Fırat nehri üzerinde Halfeti'ye doğru giderken yolda karşımıza doğayla çok uyumlu bir mimari özelliğe sahip Rumkale çıkıyor. Kayalığın nerede bittiğini, insan eserinin nerede başladığını söyleyebilmek çok zor. Hz. İsanın havarilerinden Johannes (Yuhanna) ‘in Roma döneminde Rumkale’yi mesken yaparak kayadan oyma bir odada incilin nüshalarını çoğalttığı rivayet ediliyor.
İşte sular altında Halfeti
Halfetide sadece minaresi suyun dışında kalan köy camisi.
Ve son olarak şehir merkezine dönüp Balıklı Göl ve Hz. İbrahim'in doğduğu mağara görülüyor.
Tok gölün aç balıkları. Kutsal sayıldıkları için avlanmaları yasak.
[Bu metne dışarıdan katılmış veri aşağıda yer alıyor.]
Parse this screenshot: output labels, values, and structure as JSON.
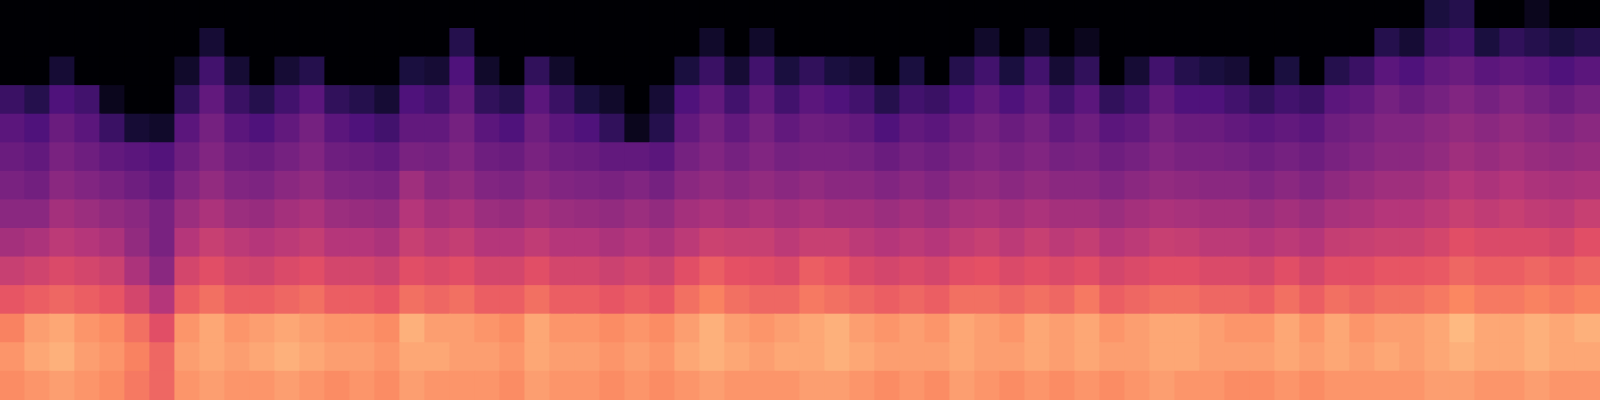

Muhtemelen fazla yemekten çatlayıp ecelleriyle ölüyorlardır.
Urfa Balıklı Göl'den gece manzarası. Hz. İbrahim'in ateşe atıldığı tepeden aya uzanan mancınık direkleri.
Ve tarih dışında başımızı döndüren yanar dönerli şölen sofraları.
Koçak'ın ve İmam Çağdaş'ın baklavası.
Antep'in Katmer'i Urfa'nın Şıllık Tatlısı
Orkide'nin kaymaklı, ceviz reçelli, nohut piyazlı, antep peynirli, kahvaltısı
Antep'te Halil Usta'nın Urfa'da Cevahir Konuk Evinin kebapları (simit kebabı-soğan kebabı-patlıcan kebabı), küşnemesi, muhammaradan humusa çeşit çeşit mezeleri.
Bayazhan'ın meşk gecesi
Urfa'nın mırrası, Antep
Tahmis'de Menengiç kahvesi. (Fıstığı bol bulunca her şeye koyar olmuşlar ama kahvesi olmamış bence. Ağır ve yağlı gibiydi. İçemedim.)
Ama kahve eşliğinde gelen çalgıcılar ve akşamüstü konseri güzeldi.
Çok dolu, yorucu bir turdu ama değdi. 2 güncük bile olsa Cimcimemi çooook özledim.